Development cooperation

  • Germany’s development cooperation with India is a major component of bilateral relations.
  • India has the largest number of people worldwide living in absolute poverty.
  • Germany is the second largest bilateral donor, after Japan, and uses nearly all the instruments available in implementing its development cooperation policy. Bilateral development cooperation focuses on the following areas:
    • Energy: energy efficiency, renewables and access to energy to reduce poverty
    • Supports the economic participation of women and the setting up of a practice-oriented (dual) vocational training system and provides stimulus for innovative approaches, e.g. in social policy or promoting start-ups.

Education and culture

  • Around 20,000 Indian students are pursuing various courses in Germany.
  • Around 1000 German students are studying or doing internships in India.
  • At the intergovernmental consultations in October 2015, a joint declaration of intent was signed to promote the teaching of German as a foreign language in India and instruction in modern Indian languages in Germany.

Science and technology

  • Scientific and technological cooperation with India goes back to the late 1950s.
  • The countries enjoy long-established and intensive scientific cooperation in many different fields.
  • Together with India, Germany supports a bilateral research promotion centre – a unique model for Germany.
  • Germany is India’s second most important research partner worldwide, after the United States.


  • India faces huge challenges in terms of urban and industrial environmental protection.
  • The fight against air pollution, water protection, long-term, sustainable soil conservation, noise reduction and biodiversity preservation are crucial to safeguarding health and quality of life in the country.
  • India and Germany are working together bilaterally and in international organisations to achieve internationally agreed environmental goals and to learn from one another.
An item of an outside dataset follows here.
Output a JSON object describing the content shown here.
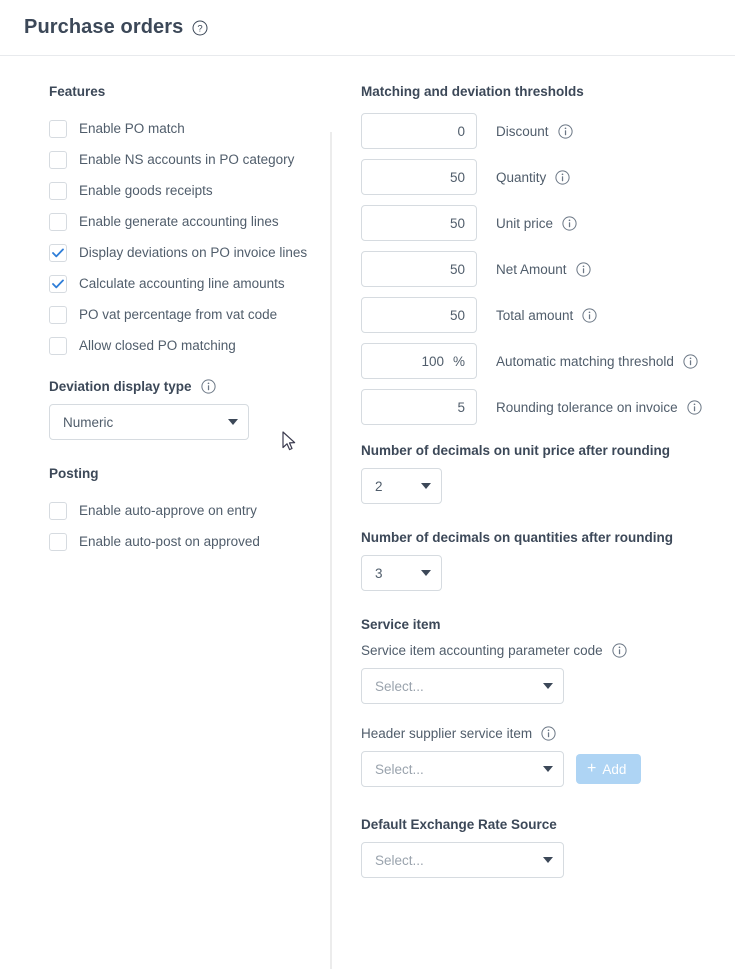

Commonalities between the two Countries:

  • Both share common values and constitutional principles, and our relationship has always been based on great mutual respect and understanding.
  • Today, India is one of the biggest and fastest-growing economies, and Germany is the biggest economy in Europe.
  • India is Germany’s biggest development partner with a proven track record of success.
  • Now, the areas of focus are renewable energy and energy efficiency, sustainable urban development, environment protection and resource management.

Way Forward:

  • Germany is looking for skilled manpower from outside and India should take advantage of it.
  • India and Germany cooperate in multilateral forums, as part of the G-4 group pushing for United Nations Security Council reform, and as evident in Germany’s invitation to PM to attend last year’s G-7 summit.
  • We need to work towards further strengthening the bilateral relations between the two nations.
  • Both countries must work as equal partners to tackle global development challenges.
  • Germany has technological capacity to cater to the needs of the huge Indian market.
  • Germany must continue to create innovative solutions with India for the future, for the benefit of both of our societies and the world at large.